As Death approached at the front of this gaggle, Rajit looked down into the crater, his attention pulled down there by furious, terrified gibbering and curses. What he saw there, in the base of the crater, was the soul of his cousin, Jelal, wobbling and staggering back and forth as if drunk. “And what of him,” Rejit spat, thrusting an accusatory finger at his cousin, his entire spirit-body trembling with righteous indignation. “What of he whom brought this ruin upon my family?”

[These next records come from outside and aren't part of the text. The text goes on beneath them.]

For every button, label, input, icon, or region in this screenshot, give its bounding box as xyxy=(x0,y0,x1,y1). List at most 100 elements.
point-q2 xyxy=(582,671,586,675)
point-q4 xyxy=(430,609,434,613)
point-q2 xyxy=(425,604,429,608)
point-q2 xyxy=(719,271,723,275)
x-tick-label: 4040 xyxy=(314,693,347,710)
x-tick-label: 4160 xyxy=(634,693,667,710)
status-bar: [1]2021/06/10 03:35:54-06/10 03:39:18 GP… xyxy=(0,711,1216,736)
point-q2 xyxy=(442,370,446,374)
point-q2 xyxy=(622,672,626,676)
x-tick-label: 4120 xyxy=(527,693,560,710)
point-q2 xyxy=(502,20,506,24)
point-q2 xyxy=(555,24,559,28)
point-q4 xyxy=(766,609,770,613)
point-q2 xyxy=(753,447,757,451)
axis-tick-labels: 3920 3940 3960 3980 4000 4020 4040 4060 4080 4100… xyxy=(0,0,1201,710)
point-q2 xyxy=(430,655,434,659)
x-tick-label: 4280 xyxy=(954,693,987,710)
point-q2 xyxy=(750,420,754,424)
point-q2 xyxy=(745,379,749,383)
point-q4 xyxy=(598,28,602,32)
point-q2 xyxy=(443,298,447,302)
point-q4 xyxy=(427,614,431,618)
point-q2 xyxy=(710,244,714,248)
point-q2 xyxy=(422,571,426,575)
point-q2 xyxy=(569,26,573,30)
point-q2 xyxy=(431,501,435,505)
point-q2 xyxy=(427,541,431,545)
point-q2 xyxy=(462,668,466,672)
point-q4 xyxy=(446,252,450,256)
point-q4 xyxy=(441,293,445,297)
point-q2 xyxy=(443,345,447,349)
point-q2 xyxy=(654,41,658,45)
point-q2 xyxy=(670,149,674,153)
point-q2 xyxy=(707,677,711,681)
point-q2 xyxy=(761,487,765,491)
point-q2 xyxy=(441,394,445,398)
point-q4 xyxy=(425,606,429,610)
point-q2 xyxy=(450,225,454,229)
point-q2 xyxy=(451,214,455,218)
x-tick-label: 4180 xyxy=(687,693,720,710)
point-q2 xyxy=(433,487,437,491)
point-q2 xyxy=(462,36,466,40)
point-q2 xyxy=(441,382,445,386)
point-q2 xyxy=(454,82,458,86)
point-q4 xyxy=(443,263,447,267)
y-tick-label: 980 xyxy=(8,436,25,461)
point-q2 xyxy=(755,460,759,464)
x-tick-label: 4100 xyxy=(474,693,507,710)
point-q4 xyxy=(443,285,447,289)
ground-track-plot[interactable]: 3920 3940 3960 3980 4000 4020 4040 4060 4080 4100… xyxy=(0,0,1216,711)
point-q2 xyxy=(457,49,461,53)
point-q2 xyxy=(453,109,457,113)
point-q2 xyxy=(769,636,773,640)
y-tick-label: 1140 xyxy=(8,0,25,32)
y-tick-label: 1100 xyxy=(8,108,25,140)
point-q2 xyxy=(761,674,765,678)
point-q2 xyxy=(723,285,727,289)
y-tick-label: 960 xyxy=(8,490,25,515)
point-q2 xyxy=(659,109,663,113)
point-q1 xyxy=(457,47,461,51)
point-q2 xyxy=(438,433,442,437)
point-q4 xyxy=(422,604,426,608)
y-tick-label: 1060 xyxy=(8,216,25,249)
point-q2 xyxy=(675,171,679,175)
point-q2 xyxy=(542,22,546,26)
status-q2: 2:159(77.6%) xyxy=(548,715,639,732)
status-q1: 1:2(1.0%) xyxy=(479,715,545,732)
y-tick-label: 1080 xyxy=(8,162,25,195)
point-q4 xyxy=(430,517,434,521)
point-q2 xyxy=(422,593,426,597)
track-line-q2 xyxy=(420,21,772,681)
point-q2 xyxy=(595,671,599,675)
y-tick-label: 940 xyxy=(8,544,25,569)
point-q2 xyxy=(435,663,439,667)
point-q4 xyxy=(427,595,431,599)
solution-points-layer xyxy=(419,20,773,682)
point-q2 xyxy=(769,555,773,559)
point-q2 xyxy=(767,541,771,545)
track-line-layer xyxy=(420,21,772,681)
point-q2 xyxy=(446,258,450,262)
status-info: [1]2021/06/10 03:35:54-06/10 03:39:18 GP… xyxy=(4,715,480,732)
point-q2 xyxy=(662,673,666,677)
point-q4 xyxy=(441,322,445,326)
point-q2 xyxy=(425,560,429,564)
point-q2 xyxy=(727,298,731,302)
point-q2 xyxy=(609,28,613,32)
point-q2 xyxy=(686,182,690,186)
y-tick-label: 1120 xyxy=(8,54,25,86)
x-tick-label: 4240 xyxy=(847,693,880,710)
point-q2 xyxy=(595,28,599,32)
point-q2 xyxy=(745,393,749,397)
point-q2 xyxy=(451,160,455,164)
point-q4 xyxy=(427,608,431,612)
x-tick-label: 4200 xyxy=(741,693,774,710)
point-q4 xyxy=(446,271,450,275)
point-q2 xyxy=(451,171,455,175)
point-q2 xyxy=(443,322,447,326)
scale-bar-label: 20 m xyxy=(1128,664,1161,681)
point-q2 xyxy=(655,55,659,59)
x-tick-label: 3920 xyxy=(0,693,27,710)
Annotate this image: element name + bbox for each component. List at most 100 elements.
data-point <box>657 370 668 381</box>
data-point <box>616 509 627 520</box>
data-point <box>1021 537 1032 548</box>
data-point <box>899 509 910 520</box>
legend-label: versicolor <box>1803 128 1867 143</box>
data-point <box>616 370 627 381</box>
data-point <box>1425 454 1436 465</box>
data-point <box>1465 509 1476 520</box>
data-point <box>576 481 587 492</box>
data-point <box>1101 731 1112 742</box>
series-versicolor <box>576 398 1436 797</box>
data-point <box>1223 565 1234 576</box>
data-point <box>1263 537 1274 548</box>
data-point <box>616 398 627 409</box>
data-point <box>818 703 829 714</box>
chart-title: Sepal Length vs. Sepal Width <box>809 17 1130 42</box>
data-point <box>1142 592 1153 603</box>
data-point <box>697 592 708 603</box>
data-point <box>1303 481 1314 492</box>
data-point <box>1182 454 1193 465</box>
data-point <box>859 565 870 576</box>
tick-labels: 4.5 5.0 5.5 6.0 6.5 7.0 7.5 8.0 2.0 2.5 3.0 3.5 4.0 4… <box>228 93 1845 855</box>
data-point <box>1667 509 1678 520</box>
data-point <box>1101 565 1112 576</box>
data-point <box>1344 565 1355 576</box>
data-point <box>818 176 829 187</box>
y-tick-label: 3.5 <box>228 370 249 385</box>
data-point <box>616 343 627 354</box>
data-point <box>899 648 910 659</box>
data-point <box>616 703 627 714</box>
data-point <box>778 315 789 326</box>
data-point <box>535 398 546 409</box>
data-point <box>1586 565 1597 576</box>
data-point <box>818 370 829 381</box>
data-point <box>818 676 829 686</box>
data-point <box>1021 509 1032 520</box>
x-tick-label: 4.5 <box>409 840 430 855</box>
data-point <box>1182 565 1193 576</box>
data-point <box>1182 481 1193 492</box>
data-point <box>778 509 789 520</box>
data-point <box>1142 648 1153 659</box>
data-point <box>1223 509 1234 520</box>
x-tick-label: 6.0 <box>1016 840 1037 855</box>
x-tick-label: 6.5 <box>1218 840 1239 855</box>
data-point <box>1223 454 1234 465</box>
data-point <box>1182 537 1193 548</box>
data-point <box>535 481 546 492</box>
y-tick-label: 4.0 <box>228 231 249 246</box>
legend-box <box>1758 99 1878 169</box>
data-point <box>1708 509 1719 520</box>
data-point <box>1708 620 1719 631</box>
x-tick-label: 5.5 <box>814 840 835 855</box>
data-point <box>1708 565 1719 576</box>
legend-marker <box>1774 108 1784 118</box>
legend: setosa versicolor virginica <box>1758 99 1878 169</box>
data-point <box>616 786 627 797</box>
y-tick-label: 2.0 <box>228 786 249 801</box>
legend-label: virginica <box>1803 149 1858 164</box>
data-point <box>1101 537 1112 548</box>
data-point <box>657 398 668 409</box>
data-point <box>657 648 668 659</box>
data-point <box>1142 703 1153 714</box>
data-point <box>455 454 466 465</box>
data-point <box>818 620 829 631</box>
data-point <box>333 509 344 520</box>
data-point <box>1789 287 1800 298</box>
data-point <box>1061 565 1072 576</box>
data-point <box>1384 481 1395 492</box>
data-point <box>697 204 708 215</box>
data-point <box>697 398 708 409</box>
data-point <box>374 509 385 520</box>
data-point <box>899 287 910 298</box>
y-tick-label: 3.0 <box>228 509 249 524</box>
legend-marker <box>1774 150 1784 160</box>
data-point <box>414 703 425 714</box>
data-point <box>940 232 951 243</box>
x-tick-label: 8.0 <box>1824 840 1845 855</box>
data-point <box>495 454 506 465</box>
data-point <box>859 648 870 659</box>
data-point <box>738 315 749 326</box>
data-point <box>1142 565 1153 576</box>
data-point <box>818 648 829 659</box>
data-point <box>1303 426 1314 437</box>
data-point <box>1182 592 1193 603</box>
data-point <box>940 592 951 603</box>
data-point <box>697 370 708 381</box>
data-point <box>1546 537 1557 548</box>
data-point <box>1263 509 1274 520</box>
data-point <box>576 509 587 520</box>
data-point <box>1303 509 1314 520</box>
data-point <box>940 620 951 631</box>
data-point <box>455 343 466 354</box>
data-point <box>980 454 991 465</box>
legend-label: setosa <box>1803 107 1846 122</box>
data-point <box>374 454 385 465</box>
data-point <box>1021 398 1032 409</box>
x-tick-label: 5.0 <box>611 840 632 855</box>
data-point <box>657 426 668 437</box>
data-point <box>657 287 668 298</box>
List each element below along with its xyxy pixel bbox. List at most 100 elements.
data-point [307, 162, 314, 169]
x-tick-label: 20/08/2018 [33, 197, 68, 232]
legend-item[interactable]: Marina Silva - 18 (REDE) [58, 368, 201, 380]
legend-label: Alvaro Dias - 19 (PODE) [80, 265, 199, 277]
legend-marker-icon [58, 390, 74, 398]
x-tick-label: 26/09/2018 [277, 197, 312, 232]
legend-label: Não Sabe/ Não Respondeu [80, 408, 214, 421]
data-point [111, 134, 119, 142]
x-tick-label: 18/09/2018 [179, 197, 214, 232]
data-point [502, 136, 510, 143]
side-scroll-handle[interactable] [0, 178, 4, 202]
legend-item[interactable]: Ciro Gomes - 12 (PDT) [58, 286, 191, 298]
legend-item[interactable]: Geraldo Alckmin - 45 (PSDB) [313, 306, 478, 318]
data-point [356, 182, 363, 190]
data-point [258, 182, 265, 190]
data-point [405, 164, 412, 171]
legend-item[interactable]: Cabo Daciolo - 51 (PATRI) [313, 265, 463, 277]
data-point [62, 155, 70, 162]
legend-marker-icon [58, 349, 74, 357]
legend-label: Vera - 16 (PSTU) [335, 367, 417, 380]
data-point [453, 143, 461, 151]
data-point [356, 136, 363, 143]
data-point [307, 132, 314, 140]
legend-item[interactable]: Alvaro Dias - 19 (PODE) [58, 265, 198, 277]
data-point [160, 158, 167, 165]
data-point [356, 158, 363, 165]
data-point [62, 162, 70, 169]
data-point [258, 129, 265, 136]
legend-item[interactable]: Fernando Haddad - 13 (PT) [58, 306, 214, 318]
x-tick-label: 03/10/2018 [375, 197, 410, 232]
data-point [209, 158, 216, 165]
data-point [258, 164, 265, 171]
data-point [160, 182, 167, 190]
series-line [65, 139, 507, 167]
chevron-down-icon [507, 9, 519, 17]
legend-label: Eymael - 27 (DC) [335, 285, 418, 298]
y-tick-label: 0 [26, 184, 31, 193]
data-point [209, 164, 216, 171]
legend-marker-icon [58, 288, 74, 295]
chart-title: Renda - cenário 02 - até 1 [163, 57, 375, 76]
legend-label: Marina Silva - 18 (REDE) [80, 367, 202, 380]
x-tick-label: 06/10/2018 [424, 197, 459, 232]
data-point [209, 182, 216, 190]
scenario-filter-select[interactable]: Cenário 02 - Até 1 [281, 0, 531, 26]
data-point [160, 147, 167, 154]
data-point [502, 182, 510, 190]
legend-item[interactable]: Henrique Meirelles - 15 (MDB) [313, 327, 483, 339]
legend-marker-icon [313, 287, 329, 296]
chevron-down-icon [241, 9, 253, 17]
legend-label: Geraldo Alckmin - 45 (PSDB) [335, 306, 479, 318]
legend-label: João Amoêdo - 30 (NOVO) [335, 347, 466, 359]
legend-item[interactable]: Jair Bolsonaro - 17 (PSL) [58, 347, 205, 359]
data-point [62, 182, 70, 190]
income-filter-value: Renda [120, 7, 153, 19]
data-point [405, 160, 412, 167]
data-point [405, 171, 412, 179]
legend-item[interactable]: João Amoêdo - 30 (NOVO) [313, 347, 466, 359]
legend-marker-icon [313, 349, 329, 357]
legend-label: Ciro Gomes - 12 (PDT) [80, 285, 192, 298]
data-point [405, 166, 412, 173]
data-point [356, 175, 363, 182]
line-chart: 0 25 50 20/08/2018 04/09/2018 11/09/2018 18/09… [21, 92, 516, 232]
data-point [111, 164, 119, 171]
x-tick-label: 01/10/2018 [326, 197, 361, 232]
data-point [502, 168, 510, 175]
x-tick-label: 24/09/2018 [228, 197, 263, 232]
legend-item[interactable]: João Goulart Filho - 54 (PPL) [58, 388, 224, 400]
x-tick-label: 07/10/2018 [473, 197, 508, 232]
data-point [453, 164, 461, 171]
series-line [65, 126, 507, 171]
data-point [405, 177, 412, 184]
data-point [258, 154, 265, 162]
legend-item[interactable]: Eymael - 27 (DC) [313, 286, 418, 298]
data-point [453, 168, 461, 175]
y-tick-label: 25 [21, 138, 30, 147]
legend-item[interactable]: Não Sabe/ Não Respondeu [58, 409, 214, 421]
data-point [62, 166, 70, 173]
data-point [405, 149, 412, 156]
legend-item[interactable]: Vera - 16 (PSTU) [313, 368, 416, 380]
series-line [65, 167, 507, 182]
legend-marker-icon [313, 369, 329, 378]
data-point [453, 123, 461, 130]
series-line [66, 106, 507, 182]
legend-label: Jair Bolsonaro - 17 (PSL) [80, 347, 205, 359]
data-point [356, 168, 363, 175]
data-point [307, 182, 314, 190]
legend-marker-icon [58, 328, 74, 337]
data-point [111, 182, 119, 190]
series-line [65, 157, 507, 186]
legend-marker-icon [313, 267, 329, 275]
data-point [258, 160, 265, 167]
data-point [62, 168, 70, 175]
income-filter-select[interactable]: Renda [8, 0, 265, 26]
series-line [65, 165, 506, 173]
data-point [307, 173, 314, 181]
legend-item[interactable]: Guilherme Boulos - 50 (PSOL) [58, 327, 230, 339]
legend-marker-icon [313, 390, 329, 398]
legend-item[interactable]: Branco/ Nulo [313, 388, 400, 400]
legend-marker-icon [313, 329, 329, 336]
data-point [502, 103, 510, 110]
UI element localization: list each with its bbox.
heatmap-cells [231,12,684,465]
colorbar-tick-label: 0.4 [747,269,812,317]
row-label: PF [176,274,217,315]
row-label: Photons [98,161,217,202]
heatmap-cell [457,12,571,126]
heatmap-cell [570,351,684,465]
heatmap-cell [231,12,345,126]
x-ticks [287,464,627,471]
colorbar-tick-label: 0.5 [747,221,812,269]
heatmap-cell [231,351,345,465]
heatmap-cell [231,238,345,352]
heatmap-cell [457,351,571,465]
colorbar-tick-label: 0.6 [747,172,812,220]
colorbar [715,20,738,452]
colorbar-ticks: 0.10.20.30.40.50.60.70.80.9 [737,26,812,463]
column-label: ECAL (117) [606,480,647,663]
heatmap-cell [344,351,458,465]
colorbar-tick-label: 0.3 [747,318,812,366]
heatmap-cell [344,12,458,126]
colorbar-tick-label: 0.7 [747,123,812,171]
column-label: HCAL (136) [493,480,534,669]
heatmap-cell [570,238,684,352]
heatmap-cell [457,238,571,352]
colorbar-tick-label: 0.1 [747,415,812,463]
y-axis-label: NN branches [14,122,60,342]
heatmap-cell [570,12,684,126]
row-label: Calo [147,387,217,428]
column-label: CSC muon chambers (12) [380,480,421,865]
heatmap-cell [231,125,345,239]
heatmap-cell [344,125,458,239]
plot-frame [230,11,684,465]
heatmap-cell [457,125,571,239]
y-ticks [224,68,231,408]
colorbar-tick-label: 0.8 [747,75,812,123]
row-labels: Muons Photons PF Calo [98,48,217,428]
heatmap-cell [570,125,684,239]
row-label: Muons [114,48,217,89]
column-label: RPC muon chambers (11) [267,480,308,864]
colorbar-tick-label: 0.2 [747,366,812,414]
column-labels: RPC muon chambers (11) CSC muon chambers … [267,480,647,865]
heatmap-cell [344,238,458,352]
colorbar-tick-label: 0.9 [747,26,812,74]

Death at first said nothing, using his scythe instead to guide Rajit’s attention up over Jelal’s head. There, two shimmering angels in flowing white robes, holding massive warhammers in hand, streaked down toward Jelal, who spotted them at the last moment and began to howl in terror.
‘HE WILL GET WHAT HE DESERVES, MR AL-SHEBARI, FOR CORRUPTING YOUR GOD’S WORDS. AND DO YOU KNOW WHY THAT IS?’ Rajit kept his eyes upon the angels and his cousin, who crumpled beneath the brutality of the angels’ blows, which rained down again and again, driving him deeper into the ground, until there was almost no sign of him.
Finally, Rajit nodded. “I do know why, my friend. Allahu Akbar. For God is Great.”